彼らが指差したのは、棚の上に積まれた段ボール。
「これ、全部職員室まで運んで。あ、急ぎで」
教科書が詰まっているらしく、持ち上げるとずっしり腕に沈む。
「おまえ、見た目のわりに力あるじゃん」
笑い交じりの声。昔から、声や仕草を真似されたり、髪型をいじられたり、「男なの?女なの?」と笑われてきた。
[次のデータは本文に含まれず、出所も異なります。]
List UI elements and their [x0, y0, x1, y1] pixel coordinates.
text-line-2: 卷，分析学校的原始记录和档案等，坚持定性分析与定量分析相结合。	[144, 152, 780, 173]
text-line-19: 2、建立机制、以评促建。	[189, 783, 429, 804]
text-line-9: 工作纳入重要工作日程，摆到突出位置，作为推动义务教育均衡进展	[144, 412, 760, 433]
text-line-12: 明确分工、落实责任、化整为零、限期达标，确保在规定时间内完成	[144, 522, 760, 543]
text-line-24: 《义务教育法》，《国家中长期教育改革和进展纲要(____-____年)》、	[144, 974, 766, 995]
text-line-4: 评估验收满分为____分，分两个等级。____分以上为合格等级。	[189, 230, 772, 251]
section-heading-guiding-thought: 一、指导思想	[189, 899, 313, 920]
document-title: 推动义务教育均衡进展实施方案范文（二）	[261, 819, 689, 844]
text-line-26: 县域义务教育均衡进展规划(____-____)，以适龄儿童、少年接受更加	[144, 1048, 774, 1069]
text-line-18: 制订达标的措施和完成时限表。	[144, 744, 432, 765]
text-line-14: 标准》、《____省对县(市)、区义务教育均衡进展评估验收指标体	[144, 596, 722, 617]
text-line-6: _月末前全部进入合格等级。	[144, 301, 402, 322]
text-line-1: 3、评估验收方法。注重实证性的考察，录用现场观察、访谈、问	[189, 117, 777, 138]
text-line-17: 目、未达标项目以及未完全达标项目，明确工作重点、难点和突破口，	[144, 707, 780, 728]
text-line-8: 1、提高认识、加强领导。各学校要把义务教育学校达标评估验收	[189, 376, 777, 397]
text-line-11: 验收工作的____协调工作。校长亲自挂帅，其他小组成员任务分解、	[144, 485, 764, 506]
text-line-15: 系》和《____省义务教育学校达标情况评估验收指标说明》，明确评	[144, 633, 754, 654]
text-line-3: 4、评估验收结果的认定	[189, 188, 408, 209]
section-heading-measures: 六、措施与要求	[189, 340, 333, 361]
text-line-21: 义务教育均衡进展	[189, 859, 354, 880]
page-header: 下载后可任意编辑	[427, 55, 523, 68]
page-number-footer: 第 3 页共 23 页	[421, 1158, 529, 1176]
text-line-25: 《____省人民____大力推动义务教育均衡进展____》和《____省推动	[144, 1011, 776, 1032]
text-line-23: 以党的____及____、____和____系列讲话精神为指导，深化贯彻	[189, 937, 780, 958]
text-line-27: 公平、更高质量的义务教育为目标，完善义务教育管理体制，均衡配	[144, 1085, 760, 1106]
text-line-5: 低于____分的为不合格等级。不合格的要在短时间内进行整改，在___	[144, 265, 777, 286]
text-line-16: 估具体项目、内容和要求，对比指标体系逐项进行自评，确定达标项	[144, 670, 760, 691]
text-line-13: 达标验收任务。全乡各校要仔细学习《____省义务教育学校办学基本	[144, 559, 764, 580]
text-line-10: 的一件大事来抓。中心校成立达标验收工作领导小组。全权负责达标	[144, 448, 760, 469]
今日はそれを口に出されなかっただけ、まだマシかもしれない。
廊下を歩くとき、わざと人の波を作られて、すれ違いざまに肩をぶつけられる。
「ごめーん、急いでるから」
謝りながら笑っている顔が、まるで見下ろすようだ。
でも俺は、笑い返す。仕事を頼まれたのだから、ちゃんとやり遂げないと。
職員室まで三往復。息が上がっても、水は飲まずに戻る。
次は別のプリントの仕分け。紙で指が切れても、声を出さない。
「遥、こっちのもお願い。あ、ミスしないでね」
軽い調子で重ねられる作業。終わらない。昼休みの時間はとっくに過ぎていた。
「ありがと。やっぱ便利だな、遥って」
笑顔に見えるその言葉が、なぜか胸にひどく沈んでいく。
俺が役に立つのは、こういうときだけだ。
そう思いながら、机に戻ると、もう誰もいなかった。